4大レジェンズであるグリードーは、常にサーガと一緒に居る。むしろ一緒に居なければならない。その背には常にサーガが居る。そうなると、当然自分はリーオンに乗る訳で。
----あぁ、そうか。こいつの背中に乗って飛んでたから、俺も風が好きになったんだ。
またリーオンが鼻歌を歌う。今度はクラブのテーマソングだった。そこ音程が違ぇよ、と突っ込みはせず、ウォルフィは心地よい風の中に意識を投じた。
本当に今日はいい風だな。飛びながら、改めてリーオンは思う。
風が気持ちよくて嬉しいし、ウォルフィと一緒に出かけれたのも嬉しいのだ。とにかく何もかもが嬉しい。こんな風に、毎日心弾む日ばかりだったらいいのにな、と思っていると。
濃い空の青の中に、赤褐色を見つけた。間違えるはずも無いグリードーである。確認出来た側からそっちへ向かって飛ぶリーオン。顔まで見えるまでに近づいた頃になったら、相手も気づいたようで。
リーオンは手を大きく挙げてぶんぶん振る。
「おーい!グリたん!坊ちゃーん!」
『あ゛---------------ッッッ!!!!!』
と、何故だか2人は顎が外れんばかりに大声を出した。驚愕した顔を張り付かせて。
なんでそんな反応するの?と首を捻る前。
背中が軽いのに気づいた。
「----こンの-----馬鹿ッ!馬鹿!馬鹿!馬鹿!大馬鹿が-------!!!」
ウォルフィが「馬鹿」と言うたびに正座したリーオンの頭に手刀がビシバシ入っている。
「うぅぅぅ〜……ウーたんごめんなさい〜……」
「ごめんですんだらCIAは要らんわッ!!」
「ちゃんとキャッチしたんだし〜……」
「あぁ!あと3センチで地面激突だったな!」
「それにいざとなったらタリスダム戻れば、」
「ふざけんなぁぁぁぁぁ!!」
ズビシー!!!(強チョップ)
「いったー!!」
えぐえぐと泣いているリーオンにウォルフィは容赦なかった。あまりにビシバシされてるリーオンを哀れに思ったディーノが、助け舟を出す。
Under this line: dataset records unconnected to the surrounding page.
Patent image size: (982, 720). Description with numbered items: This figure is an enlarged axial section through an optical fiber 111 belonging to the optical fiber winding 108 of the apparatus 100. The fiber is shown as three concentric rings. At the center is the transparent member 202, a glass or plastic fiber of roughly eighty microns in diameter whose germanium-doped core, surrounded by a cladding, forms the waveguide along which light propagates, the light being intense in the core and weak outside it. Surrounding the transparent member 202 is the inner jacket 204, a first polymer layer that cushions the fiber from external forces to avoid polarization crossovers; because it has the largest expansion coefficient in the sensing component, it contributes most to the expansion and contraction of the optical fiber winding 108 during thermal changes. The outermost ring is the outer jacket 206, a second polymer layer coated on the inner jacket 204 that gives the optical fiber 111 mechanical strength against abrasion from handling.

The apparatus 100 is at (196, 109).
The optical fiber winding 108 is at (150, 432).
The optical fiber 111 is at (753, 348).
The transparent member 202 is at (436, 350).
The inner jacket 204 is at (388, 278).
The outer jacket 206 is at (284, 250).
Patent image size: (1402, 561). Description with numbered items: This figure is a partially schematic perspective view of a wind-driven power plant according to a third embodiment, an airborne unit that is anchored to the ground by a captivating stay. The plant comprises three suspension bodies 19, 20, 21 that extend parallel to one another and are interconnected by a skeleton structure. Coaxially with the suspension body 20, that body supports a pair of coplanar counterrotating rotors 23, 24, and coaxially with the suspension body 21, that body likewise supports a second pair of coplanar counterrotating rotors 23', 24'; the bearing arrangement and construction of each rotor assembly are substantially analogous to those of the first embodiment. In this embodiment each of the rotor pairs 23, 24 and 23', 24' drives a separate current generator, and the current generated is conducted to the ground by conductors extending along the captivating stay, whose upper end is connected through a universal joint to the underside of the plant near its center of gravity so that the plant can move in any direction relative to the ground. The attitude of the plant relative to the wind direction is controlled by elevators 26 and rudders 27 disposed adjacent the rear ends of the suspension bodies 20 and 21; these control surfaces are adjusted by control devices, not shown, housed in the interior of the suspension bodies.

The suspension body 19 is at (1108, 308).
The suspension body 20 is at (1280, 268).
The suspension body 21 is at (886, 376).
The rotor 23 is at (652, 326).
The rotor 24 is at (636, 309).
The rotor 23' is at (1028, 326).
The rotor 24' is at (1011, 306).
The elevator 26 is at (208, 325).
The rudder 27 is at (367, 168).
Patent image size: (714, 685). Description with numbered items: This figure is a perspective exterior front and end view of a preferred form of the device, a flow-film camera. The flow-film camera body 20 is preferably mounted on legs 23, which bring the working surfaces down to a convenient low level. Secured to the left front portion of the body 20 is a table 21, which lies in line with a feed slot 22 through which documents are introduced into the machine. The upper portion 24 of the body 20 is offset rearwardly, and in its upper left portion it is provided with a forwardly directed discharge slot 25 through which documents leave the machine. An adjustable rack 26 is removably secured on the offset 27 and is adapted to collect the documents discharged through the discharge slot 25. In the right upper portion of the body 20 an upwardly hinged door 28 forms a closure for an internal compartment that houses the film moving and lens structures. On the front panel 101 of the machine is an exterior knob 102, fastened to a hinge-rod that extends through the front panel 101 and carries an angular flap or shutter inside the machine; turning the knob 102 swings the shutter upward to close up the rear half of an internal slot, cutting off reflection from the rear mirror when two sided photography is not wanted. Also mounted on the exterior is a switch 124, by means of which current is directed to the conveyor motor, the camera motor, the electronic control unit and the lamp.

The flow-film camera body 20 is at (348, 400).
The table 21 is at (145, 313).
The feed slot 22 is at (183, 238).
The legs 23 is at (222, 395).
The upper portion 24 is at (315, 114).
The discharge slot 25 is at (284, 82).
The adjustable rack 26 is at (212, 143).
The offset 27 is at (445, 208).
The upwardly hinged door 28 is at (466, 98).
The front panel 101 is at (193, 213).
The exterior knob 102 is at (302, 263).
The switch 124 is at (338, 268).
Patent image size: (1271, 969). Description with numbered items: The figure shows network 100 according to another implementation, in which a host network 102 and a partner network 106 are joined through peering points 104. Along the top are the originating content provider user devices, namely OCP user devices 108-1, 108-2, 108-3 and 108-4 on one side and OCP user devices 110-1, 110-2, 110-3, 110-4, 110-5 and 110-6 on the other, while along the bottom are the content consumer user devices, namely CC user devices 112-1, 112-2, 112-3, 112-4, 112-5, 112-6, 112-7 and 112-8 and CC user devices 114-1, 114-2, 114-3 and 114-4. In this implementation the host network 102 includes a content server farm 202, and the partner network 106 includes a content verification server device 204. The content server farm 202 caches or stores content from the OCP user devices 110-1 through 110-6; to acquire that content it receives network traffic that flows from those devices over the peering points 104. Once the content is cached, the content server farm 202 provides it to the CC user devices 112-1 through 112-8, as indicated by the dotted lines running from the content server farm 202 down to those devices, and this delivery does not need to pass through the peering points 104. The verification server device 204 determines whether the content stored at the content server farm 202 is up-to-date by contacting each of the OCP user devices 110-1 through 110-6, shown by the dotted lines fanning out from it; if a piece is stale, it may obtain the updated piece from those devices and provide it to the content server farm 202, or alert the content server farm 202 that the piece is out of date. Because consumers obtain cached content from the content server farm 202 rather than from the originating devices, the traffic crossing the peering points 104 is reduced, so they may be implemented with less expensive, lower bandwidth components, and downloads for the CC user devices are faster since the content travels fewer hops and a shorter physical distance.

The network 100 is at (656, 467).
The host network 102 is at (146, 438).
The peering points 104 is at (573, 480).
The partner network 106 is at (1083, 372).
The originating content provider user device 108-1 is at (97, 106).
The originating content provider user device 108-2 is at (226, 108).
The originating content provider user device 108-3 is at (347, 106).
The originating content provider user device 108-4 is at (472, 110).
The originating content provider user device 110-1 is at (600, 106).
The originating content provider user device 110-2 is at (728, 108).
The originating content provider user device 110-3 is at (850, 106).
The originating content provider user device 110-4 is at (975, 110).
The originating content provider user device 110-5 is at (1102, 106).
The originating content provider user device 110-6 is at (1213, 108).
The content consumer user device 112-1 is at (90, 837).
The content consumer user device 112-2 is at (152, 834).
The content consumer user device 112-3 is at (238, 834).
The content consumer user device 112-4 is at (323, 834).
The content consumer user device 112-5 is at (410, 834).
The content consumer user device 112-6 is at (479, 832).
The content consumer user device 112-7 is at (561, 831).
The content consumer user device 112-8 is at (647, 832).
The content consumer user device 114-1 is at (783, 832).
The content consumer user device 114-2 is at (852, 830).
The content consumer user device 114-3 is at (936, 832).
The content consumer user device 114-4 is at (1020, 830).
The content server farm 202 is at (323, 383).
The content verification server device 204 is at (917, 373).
「ウ、ウォルフィ、その辺にしといてあげたら……?リーオンも反省してるし、何も悪気があった訳じゃ、」
「悪気があって落とされたらフツーに殺人事件じゃないですか!!」
「……ウーたん……」
「何だァ!?」
「オレ達レジェンズなんだから殺「人」はどうかと思う」
「うるせぇぇぇぇぇぇッッ!!」
ズバシーン!!(強大チョップ)
「いったぁぁぁいぃぃぃ!!」
「……………」
リーオンそれは余計な発言だよ……と庇いに入ったディーノすら、その失言を責めた。
しかしそんな事があっても、次の天気がよくて風のいい日には、2人が空を飛んでいる光景が見れたのだった。